Tomorrow he would talk to her; he would explain what he had done. In that night he had learned the true meaning of his fanatical desire to possess her completely, and he was once more convinced that he would never let her go. Closing his eyes, he felt the perfect warmth of his discovery and the age-old, masculine, triumphant comfort of having his beautiful woman wedged to his strength. He slept, too, his lips curved into a smile with the satisfaction that she had come to him first in a bed in the woods.

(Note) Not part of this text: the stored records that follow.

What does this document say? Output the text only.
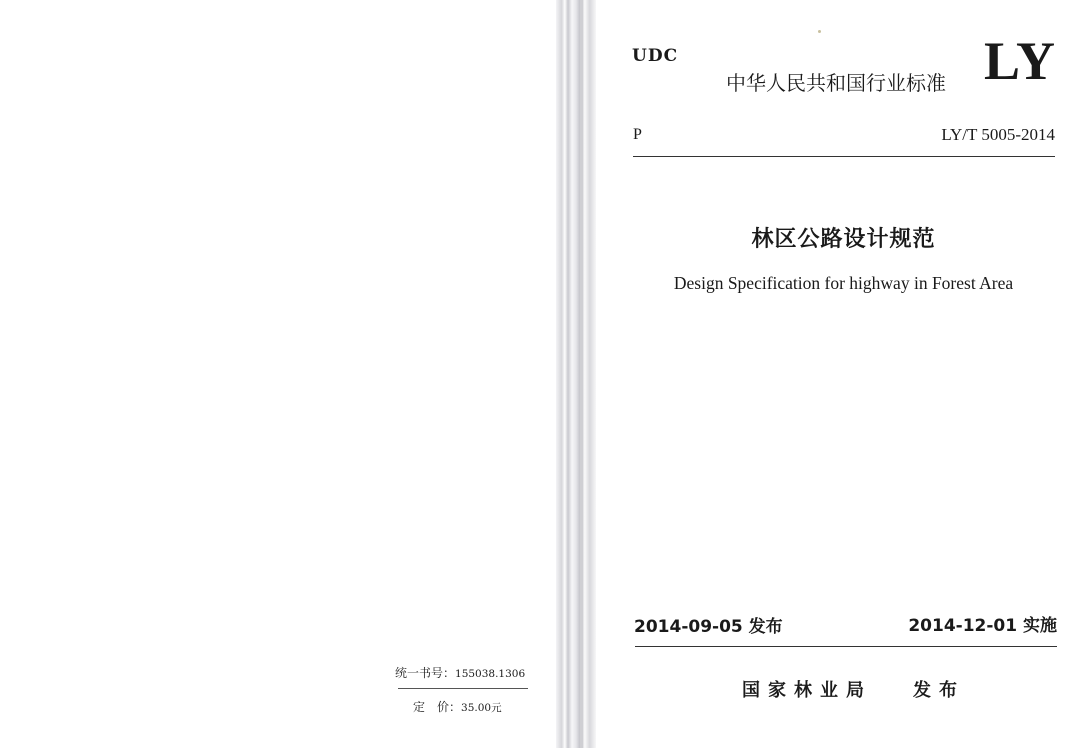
统一书号：155038.1306
定　价：35.00元
UDC
中华人民共和国行业标准 LY
P	LY/T 5005-2014
林区公路设计规范
Design Specification for highway in Forest Area
2014-09-05 发布	2014-12-01 实施
国家林业局 发布
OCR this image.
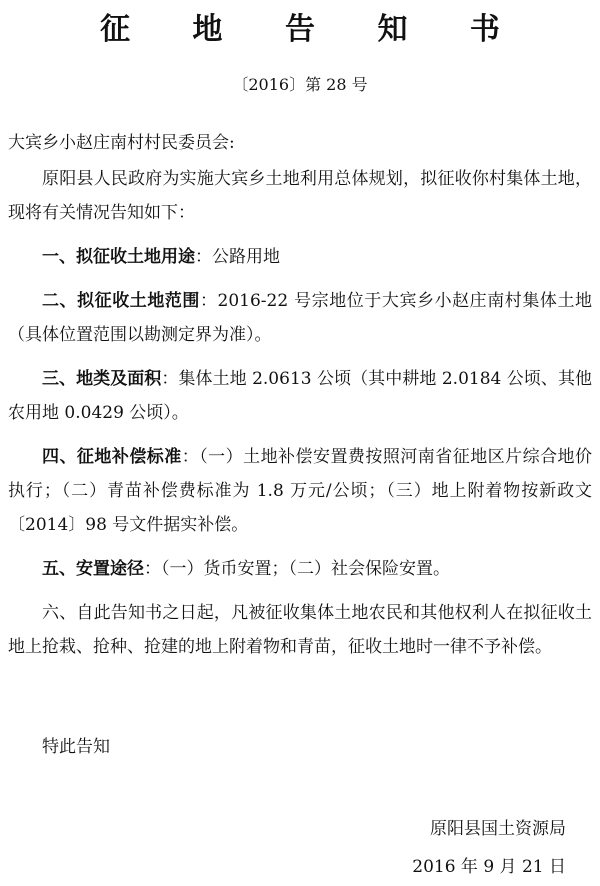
征 地 告 知 书
〔2016〕第 28 号
大宾乡小赵庄南村村民委员会:

原阳县人民政府为实施大宾乡土地利用总体规划，拟征收你村集体土地，现将有关情况告知如下：

一、拟征收土地用途：公路用地

二、拟征收土地范围：2016-22 号宗地位于大宾乡小赵庄南村集体土地（具体位置范围以勘测定界为准）。

三、地类及面积：集体土地 2.0613 公顷（其中耕地 2.0184 公顷、其他农用地 0.0429 公顷）。

四、征地补偿标准：（一）土地补偿安置费按照河南省征地区片综合地价执行；（二）青苗补偿费标准为 1.8 万元/公顷；（三）地上附着物按新政文〔2014〕98 号文件据实补偿。

五、安置途径：（一）货币安置；（二）社会保险安置。

六、自此告知书之日起，凡被征收集体土地农民和其他权利人在拟征收土地上抢栽、抢种、抢建的地上附着物和青苗，征收土地时一律不予补偿。

特此告知
原阳县国土资源局
2016 年 9 月 21 日
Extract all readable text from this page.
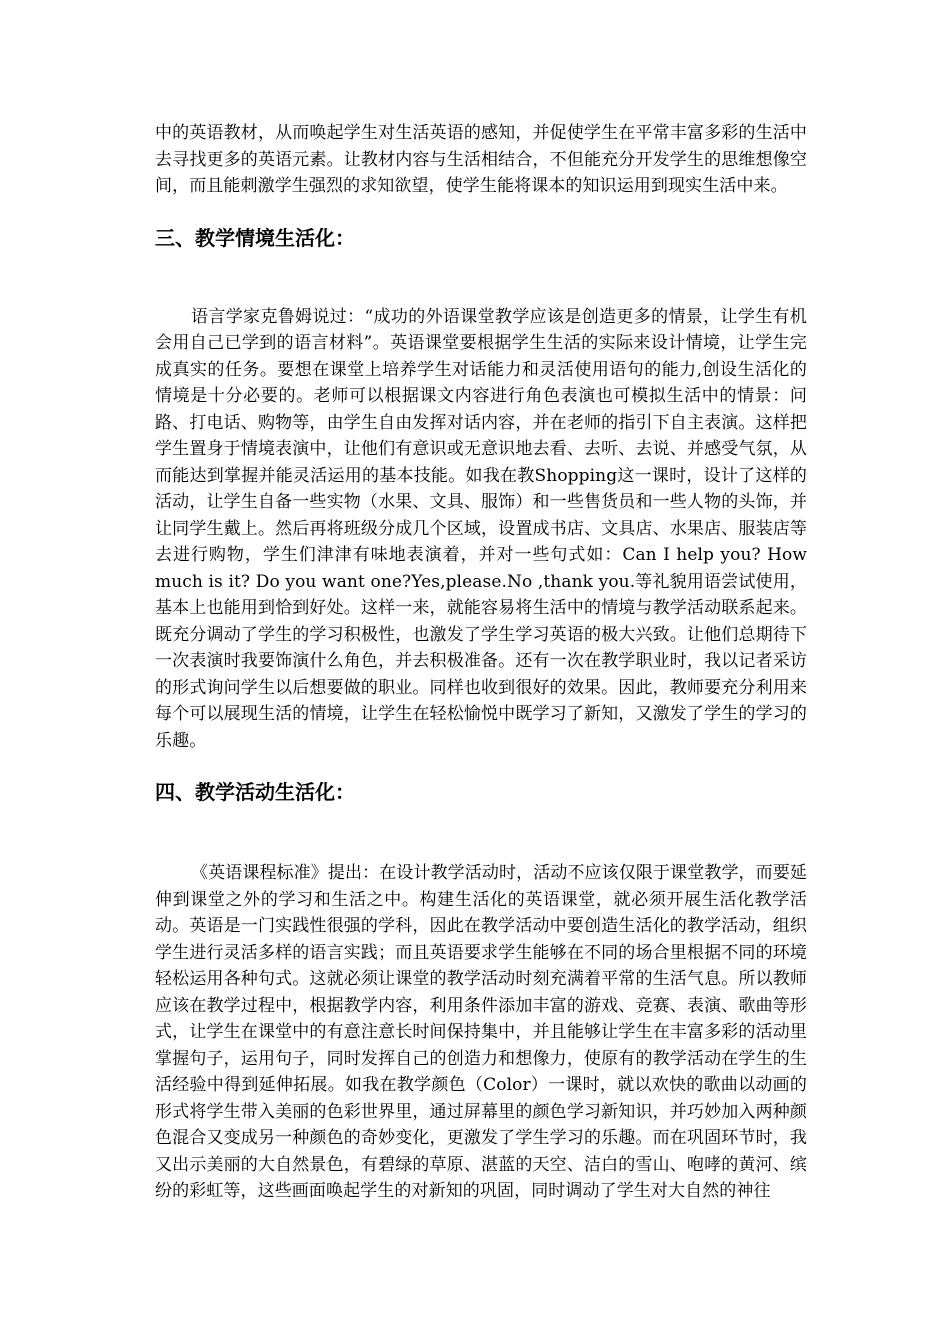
中的英语教材，从而唤起学生对生活英语的感知，并促使学生在平常丰富多彩的生活中去寻找更多的英语元素。让教材内容与生活相结合，不但能充分开发学生的思维想像空间，而且能刺激学生强烈的求知欲望，使学生能将课本的知识运用到现实生活中来。

三、教学情境生活化：

语言学家克鲁姆说过：“成功的外语课堂教学应该是创造更多的情景，让学生有机会用自己已学到的语言材料”。英语课堂要根据学生生活的实际来设计情境，让学生完成真实的任务。要想在课堂上培养学生对话能力和灵活使用语句的能力,创设生活化的情境是十分必要的。老师可以根据课文内容进行角色表演也可模拟生活中的情景：问路、打电话、购物等，由学生自由发挥对话内容，并在老师的指引下自主表演。这样把学生置身于情境表演中，让他们有意识或无意识地去看、去听、去说、并感受气氛，从而能达到掌握并能灵活运用的基本技能。如我在教Shopping这一课时，设计了这样的活动，让学生自备一些实物（水果、文具、服饰）和一些售货员和一些人物的头饰，并让同学生戴上。然后再将班级分成几个区域，设置成书店、文具店、水果店、服装店等去进行购物，学生们津津有味地表演着，并对一些句式如：Can I help you? How much is it? Do you want one?Yes,please.No ,thank you.等礼貌用语尝试使用，基本上也能用到恰到好处。这样一来，就能容易将生活中的情境与教学活动联系起来。既充分调动了学生的学习积极性，也激发了学生学习英语的极大兴致。让他们总期待下一次表演时我要饰演什么角色，并去积极准备。还有一次在教学职业时，我以记者采访的形式询问学生以后想要做的职业。同样也收到很好的效果。因此，教师要充分利用来每个可以展现生活的情境，让学生在轻松愉悦中既学习了新知，又激发了学生的学习的乐趣。

四、教学活动生活化：

《英语课程标准》提出：在设计教学活动时，活动不应该仅限于课堂教学，而要延伸到课堂之外的学习和生活之中。构建生活化的英语课堂，就必须开展生活化教学活动。英语是一门实践性很强的学科，因此在教学活动中要创造生活化的教学活动，组织学生进行灵活多样的语言实践；而且英语要求学生能够在不同的场合里根据不同的环境轻松运用各种句式。这就必须让课堂的教学活动时刻充满着平常的生活气息。所以教师应该在教学过程中，根据教学内容，利用条件添加丰富的游戏、竞赛、表演、歌曲等形式，让学生在课堂中的有意注意长时间保持集中，并且能够让学生在丰富多彩的活动里掌握句子，运用句子，同时发挥自己的创造力和想像力，使原有的教学活动在学生的生活经验中得到延伸拓展。如我在教学颜色（Color）一课时，就以欢快的歌曲以动画的形式将学生带入美丽的色彩世界里，通过屏幕里的颜色学习新知识，并巧妙加入两种颜色混合又变成另一种颜色的奇妙变化，更激发了学生学习的乐趣。而在巩固环节时，我又出示美丽的大自然景色，有碧绿的草原、湛蓝的天空、洁白的雪山、咆哮的黄河、缤纷的彩虹等，这些画面唤起学生的对新知的巩固，同时调动了学生对大自然的神往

  It was the morning song of a chorus of birds that woke Whitney, a symphony that rang sweetly in the dew damp air. She listened lazily for a moment without opening her eyes, luxuriating in the fresh scent and feel of the new day—and in the contentment of languorous satiation that had stayed with her through the night. She was experiencing a rush of womanly wonder at the beauty of the world, awed that Eagle was beside her still, his male strength enveloping her fragility …

  He stirred beside her, and his eyes were sensuously heavy lidded as they met hers. In the night they had shifted, and he was leaning over her, his leg thrown casually over hers, his arm gently entrapping her breasts. He kissed her lips lightly, then reverently he kissed the tender peak of each mound beneath his arm’s captivity. He smiled, and Whitney gently drew her knuckles over his cheek, smiling in return.

  Something rustled in the bushes, and a look of alarm crossed Whitney’s face. She automatically reached for the coverings, but his imprisoning arm held her firm.

  “Just the birds,” he murmured, “just the birds, my sweet.” He chuckled and released her reluctantly to stand and rustle through their belongings. Whitney relaxed and narrowed her eyes to watch him through covert slits. He was incredible, she thought with smug, feminine satisfaction. Incredibly powerful, incredibly superb, incredibly masculine. It was marvelous just to watch the blending of sinewed muscles and tendons as he moved near, unconscious of the nakedness that was natural when he was with her.

  He found a pair of briefs and jeans and stepped into them, pausing only for a second to glance at her with hesitant longing as she lay curled like a kitten near his feet, enticingly half covered. But the commotion of the birds was a warning that daybreak had come and a scurry of activity would shortly begin. Willpower snapped him from his enchanted reverie, and he pulled up the zipper of his snug jeans. “Let’s take a walk,” he suggested huskily.